The earliest denunciation of Palin’s talk was highlighted by the Huffington Post on September 2. Their site also has the full video of Palin’s words to the students, and concerned readers should shape their own viewpoint from watching the video. The intention of the piece at the Huffington Post is to clearly link together similarities between the questions and concerns laid on Barack Obama for his long-time attendance at Trinity United Church of Christ, and his strong association with his former preacher Rev. Jeremiah Wright.

The Huffington Post declares:

And if the political storm over Barack Obama’s former pastor Jeremiah Wright is any indication, Palin may face some political fallout over the more controversial teachings of Wasilla Assembly of God.

You can read the Huffington Post for a highlight of the “controversial” teachings they mention. My thoughts on the prayer differ from some of the critiques I have read. For those who have attended charismatic services, her language will certainly not seem unfamiliar.

Conversationalist prayer style, and petitionary prayer is delivered in a style that assumes submission to God’s will or Divine Providence.

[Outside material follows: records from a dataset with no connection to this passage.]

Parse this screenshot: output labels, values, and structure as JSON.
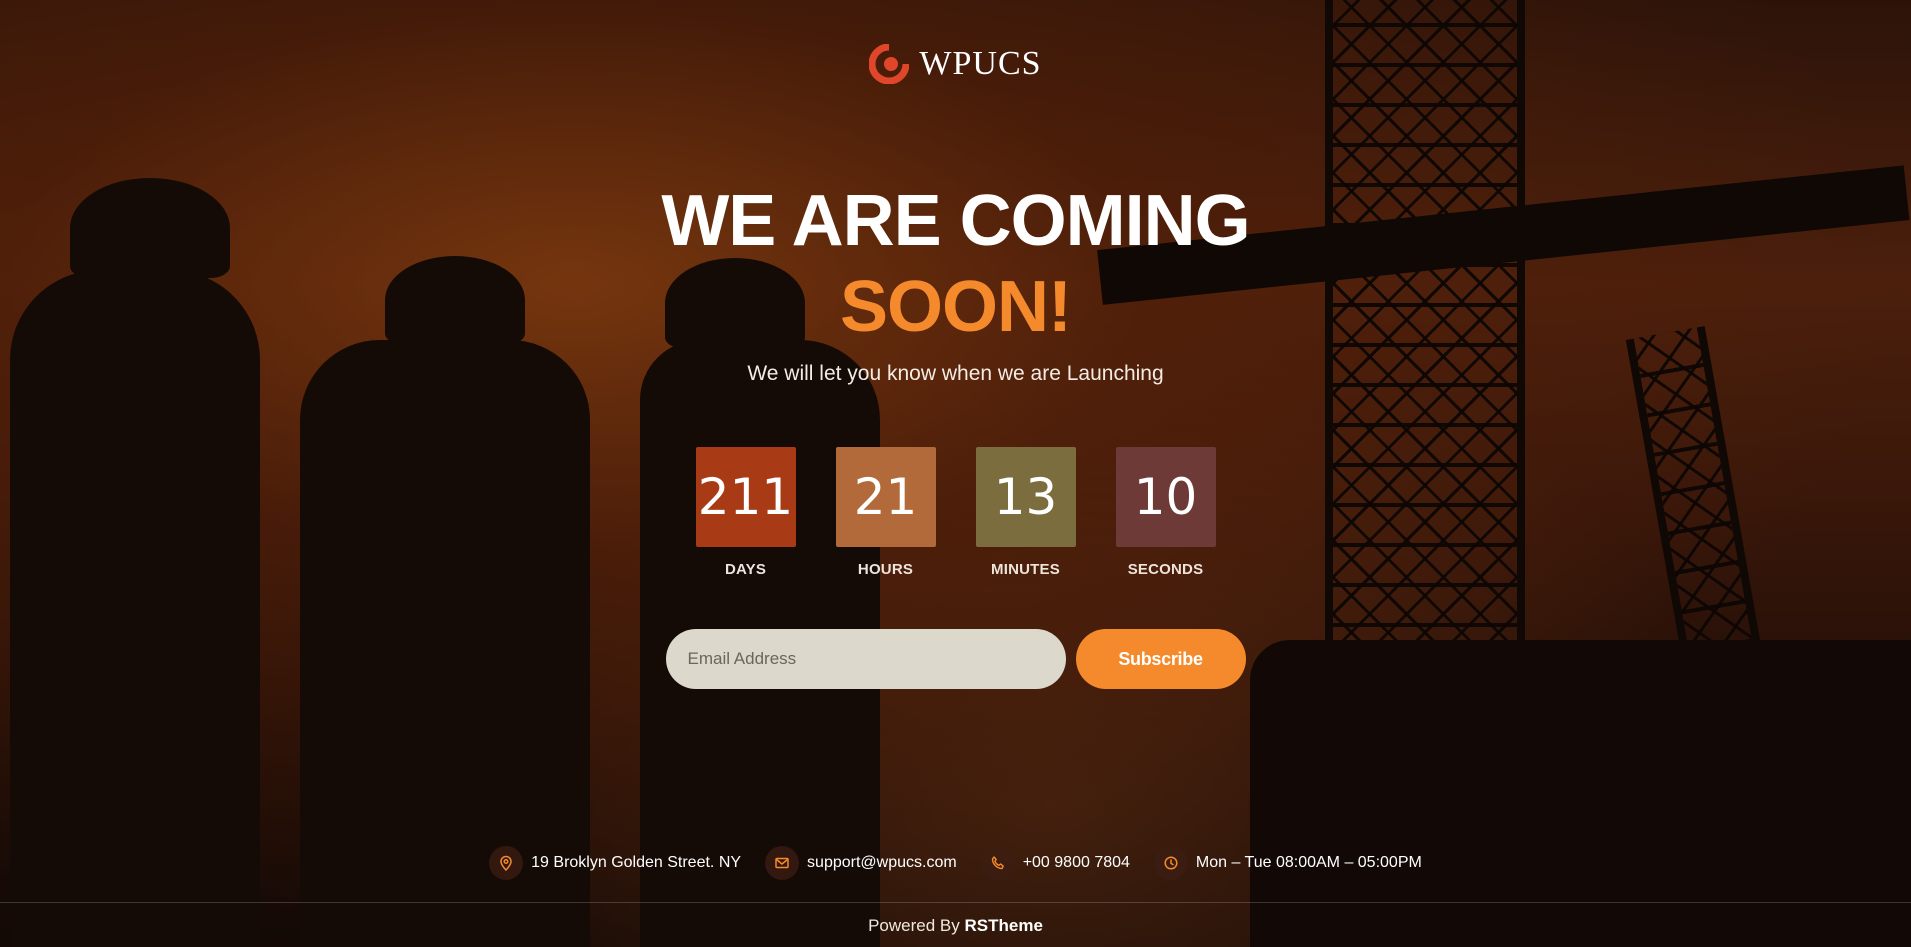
{
  "brand": {
    "name": "WPUCS",
    "accent_color": "#f58a2c"
  },
  "hero": {
    "headline_line1": "WE ARE COMING",
    "headline_line2": "SOON!",
    "tagline": "We will let you know when we are Launching"
  },
  "countdown": [
    {
      "value": "211",
      "label": "DAYS",
      "color": "#a83b16"
    },
    {
      "value": "21",
      "label": "HOURS",
      "color": "#b36a3a"
    },
    {
      "value": "13",
      "label": "MINUTES",
      "color": "#7b6d3e"
    },
    {
      "value": "10",
      "label": "SECONDS",
      "color": "#6e3a38"
    }
  ],
  "subscribe": {
    "email_placeholder": "Email Address",
    "email_value": "",
    "button_label": "Subscribe"
  },
  "contacts": [
    {
      "icon": "location-pin-icon",
      "text": "19 Broklyn Golden Street. NY"
    },
    {
      "icon": "mail-icon",
      "text": "support@wpucs.com"
    },
    {
      "icon": "phone-icon",
      "text": "+00 9800 7804"
    },
    {
      "icon": "clock-icon",
      "text": "Mon – Tue 08:00AM – 05:00PM"
    }
  ],
  "footer": {
    "prefix": "Powered By",
    "brand": "RSTheme"
  }
}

There is also a strong evangelical note where she emphasizes the importance of regeneration when she says, “All of that stuff doesn’t really matter if the people of Alaska’s heart isn’t right with God.”

It’s ludicrous to suggest that God can’t be present or desire transformation in Iraq just because the U.S. military is present. The religious left and its sympathizers cannot unconditionally identify the will of God with an American defeat. Does that necessarily imply God endorses this conflict? Of course not. At the same time it certainly doesn’t excuse mistakes that were made in the conflict from a political perspective. But God can certainly support justice for those who were persecuted and still persecuted, and deliverance for those who suffered and suffer under tyrants. Certainly many military chaplains can greatly attest and testify well to the presence of God in Iraq, as well as the protection for our soldiers, airmen, and Marines.

Palin’s prayer certainly falls within those parameters. It’s far too easy for those who hold a secular worldview to simply scoff at the prayer appeal. It also may be easy for some who hold a theological degree or advanced seminary training to find fault with some of the language. But it is still true that this is how most people pray in their congregations and in their own personal prayer life, especially those who attend churches outside of traditional Christianity or a church that has little or no liturgical makeup.

Possibly the most famous member of the Assembly of God denomination who was in public service was former senator and U.S. Attorney General John Ashcroft. Ashcroft was unfairly demonized as a puritanical fundamentalist Christian, who supposedly ordered a bare-breasted statue at the Justice Department covered.

However, attempts to tie Palin to Ashcroft or other perceived stodgy Christians of the “religious right” should fail miserably. Sally Quinn has tried to drive a wedge between “value voters” and Governor Palin, as if conservative Christians were ready to pounce on her family with a scarlet “A.” The criticisms of Quinn and her ilk tell us more about how much these critics don’t know about the Gospel story than they do about Christians with a conservative worldview.

Ray Nothstine

Ray Nothstine is editor at the Civitas Institute in Raleigh, North Carolina. Previously, he was managing editor of Acton Institute's Religion & Liberty quarterly. In 2005 Ray graduated with a Master of Divinity (M.Div) degree from Asbury Theological Seminary in Wilmore, Ky. He also holds a B.A. in Political Science from The University of Mississippi in Oxford.